A high-speed chase in September resulted in the death of a Spencerville man. (Photo submitted)
A high-speed chase in September resulted in the death of a Spencerville man. (Photo submitted)

VAN WERT – Each year we take a look back at some of the top stories of the year.

As always, the Top 10 is subjective, but I do use a few tools to determine what the most important stories are for readers. First, I use our website’s analytics tool to see what stories were viewed the most. Then, I take a look at Facebook to see what stories had the most shares and comments. It’s important for me to include stories in this Top 10 that had the biggest impact on Van Wert – stories that mattered most to the community.
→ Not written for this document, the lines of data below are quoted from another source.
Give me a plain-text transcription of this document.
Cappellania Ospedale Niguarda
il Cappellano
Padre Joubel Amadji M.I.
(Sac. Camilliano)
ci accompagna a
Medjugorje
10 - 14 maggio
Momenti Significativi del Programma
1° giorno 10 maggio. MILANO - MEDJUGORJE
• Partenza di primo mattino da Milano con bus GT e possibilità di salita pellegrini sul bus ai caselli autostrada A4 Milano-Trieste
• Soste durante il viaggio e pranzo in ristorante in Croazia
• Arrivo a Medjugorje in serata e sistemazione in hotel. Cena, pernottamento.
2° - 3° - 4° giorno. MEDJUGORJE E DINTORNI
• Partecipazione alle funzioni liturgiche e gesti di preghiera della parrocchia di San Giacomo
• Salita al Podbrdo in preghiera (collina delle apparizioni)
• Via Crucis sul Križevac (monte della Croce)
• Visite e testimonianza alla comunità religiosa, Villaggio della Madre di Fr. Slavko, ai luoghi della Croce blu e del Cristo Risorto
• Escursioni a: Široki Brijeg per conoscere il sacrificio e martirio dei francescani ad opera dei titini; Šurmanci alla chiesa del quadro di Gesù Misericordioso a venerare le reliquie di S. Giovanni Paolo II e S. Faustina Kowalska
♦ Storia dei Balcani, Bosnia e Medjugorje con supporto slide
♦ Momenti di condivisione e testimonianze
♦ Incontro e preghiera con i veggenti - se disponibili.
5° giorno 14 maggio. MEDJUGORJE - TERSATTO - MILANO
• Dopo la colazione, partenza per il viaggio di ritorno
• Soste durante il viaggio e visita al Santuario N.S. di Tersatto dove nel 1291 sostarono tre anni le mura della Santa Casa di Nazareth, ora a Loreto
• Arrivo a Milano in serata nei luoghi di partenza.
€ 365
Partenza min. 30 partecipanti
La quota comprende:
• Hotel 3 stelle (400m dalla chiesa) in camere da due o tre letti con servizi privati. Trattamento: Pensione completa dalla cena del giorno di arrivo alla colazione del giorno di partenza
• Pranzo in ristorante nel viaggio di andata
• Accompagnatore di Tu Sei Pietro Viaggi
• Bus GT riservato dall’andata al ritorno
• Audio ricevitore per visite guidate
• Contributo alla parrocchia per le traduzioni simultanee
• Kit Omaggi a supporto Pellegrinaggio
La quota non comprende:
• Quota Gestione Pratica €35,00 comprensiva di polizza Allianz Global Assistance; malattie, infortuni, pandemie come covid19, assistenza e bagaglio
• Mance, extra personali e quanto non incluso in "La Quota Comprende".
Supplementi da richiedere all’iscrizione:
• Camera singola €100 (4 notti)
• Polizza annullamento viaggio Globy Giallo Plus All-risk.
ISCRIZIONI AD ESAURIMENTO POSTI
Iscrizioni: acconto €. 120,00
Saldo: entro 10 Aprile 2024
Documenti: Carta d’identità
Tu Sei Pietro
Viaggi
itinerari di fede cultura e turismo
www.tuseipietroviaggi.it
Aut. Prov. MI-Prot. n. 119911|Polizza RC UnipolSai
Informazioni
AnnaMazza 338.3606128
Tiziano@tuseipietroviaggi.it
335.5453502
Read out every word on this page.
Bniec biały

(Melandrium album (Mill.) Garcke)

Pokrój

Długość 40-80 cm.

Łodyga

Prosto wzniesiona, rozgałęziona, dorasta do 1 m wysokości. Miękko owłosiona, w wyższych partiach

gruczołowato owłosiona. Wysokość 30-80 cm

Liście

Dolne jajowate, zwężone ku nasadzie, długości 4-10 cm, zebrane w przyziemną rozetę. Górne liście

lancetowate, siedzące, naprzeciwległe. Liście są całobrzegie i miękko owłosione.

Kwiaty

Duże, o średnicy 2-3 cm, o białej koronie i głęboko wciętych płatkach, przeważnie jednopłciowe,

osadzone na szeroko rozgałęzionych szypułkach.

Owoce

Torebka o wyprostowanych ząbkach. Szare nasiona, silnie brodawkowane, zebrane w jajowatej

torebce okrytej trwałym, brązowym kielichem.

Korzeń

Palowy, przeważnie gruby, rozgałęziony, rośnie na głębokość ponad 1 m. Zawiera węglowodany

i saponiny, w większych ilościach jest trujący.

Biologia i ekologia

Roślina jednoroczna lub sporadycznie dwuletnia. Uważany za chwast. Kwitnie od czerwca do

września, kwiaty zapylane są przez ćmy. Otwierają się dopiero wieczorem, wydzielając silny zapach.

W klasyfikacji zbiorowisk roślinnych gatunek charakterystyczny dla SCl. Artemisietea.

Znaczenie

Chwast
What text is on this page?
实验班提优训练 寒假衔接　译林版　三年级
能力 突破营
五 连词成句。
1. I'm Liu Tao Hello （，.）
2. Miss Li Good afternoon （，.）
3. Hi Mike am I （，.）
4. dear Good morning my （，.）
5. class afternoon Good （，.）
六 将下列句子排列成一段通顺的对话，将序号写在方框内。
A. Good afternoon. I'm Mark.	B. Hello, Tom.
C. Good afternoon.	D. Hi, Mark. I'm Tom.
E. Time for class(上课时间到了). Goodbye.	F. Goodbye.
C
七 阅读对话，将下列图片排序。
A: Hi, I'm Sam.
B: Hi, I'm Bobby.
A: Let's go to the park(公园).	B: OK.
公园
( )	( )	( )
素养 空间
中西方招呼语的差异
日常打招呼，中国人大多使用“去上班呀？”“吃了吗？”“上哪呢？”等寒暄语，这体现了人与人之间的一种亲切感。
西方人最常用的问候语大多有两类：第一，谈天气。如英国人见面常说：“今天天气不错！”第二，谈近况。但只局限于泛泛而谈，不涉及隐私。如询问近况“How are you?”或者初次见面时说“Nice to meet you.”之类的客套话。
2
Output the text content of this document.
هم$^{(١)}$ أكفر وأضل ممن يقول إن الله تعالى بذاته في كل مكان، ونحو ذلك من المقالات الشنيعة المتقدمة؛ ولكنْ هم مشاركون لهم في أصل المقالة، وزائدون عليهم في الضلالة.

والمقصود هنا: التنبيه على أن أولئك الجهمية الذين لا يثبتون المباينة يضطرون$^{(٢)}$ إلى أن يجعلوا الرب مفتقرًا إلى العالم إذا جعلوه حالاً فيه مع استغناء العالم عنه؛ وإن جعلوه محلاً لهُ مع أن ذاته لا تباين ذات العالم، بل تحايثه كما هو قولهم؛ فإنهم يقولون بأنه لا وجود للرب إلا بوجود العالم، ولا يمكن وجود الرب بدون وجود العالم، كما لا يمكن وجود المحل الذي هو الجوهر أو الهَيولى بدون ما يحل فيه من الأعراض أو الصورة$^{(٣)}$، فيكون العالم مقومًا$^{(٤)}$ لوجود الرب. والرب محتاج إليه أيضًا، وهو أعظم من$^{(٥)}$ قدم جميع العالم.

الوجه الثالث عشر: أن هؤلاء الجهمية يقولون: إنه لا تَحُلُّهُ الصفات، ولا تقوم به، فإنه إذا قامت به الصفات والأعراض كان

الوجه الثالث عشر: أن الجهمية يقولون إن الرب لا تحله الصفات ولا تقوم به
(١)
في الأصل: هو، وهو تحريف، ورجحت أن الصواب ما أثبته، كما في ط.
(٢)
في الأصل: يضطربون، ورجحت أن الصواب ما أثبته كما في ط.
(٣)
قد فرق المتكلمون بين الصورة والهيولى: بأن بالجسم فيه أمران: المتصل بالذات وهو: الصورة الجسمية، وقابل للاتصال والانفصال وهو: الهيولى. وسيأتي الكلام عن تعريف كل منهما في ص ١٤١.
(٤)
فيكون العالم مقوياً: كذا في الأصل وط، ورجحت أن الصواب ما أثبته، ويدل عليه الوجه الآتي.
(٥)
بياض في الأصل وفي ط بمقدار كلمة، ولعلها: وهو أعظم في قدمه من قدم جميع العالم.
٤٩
The Top 10 ends today. Here are the #2 and #1 stories of 2019: 

#2 – High-speed chase ends in man’s death

Stories relating to accidents often gain the most attention by citizens, but one, in particular, took the community by surprise and had many talking. In September, a high-speed chase ended in the unfortunate death of a Spencerville man.

The chase began in Spencerville when a police officer attempted to stop an individual operating a semi-truck due to a criminal complaint involving the operator. The operator, however, refused to stop.

The individual was later identified as 46-year-old Terry Pierce Jr. Pierce was driving a stolen GLM transport semi-tractor.

Pierce fled throughout Allen County and eventually entered U.S. 30 westbound near Delphos. During the course of the pursuit, multiple attempts were made to stop Pierce via negotiators over the phone, stop sticks, shooting remaining tires and vehicle maneuvers. Pierce refused all orders to stop and made multiple and repeated threats to kill people.

While fleeing on U.S. 30 westbound, Pierce drove into the eastbound lanes of travel and continued to travel west against oncoming traffic. At that time, pursuing officers determined the operator and semi were an imminent threat to the safety of citizens and made the determination to neutralize the threat by firing on Pierce.

The semi cab eventually came to a complete stop in the eastbound lanes of travel near the intersection of U.S. 30 and Feasby Wisener Road in Van Wert County.

SWAT officers were the only ones to fire on Pierce.

In phone negotiations released later, Pierce expressed that life had not been going well and stated that the only way he was going to stop was when he was dead.

#1 – Trouble in the County

In August, the Van Wert County Sheriff’s Office announced an investigation into alleged criminal activity involving the Van Wert County Auditor’s Office. The Sheriff’s Office had received a complaint of possible criminal activities within the Auditor’s Office. Sheriff Tom Riggenbach contacted the Bureau of Criminal Investigation (BCI) with the Ohio Attorney General’s Office to request they conduct a criminal investigation into allegations that were made.

In November, Van Wert County Auditor Philip Baxter and Deputy Auditors Julienne Rolsten and Juliann Zinn were all indicted on various charges stemming from a breaking and entering allegation involving the Van Wert Treasurer’s Office. The trio appeared in the Van Wert Court of Common Pleas where they all pled “not guilty” to the charges.

Baxter was handed indictments for breaking and entering, a felony of the fifth degree; intimidation, a misdemeanor of the first degree; and unauthorized use of property, a felony of the fifth degree.

Rolsten was handed indictments for breaking and entering, a felony of the fifth degree; tampering with records, a felony of the third degree; and unauthorized use of property, a felony of the fifth degree.

Zinn was handed an indictment for breaking and entering, a felony of the fifth degree.

The trio will appear again in court in January for a pre-trial. As part of the sentence, Baxter was released from his Auditor’s duties until the trial is over.

In late November, the County Commissioners announced that retired auditor Nancy Dixion has temporarily stepped back into her position to help get the office sorted out.

Meanwhile, the County Commissioners also hired an outside auditing firm to audit the county financial books in both the Treasurer’s and Auditor’s Offices.

Undoubtedly, the trouble occurring in county offices was the biggest story of 2019 in Van Wert and will likely continue to be the biggest story into 2020.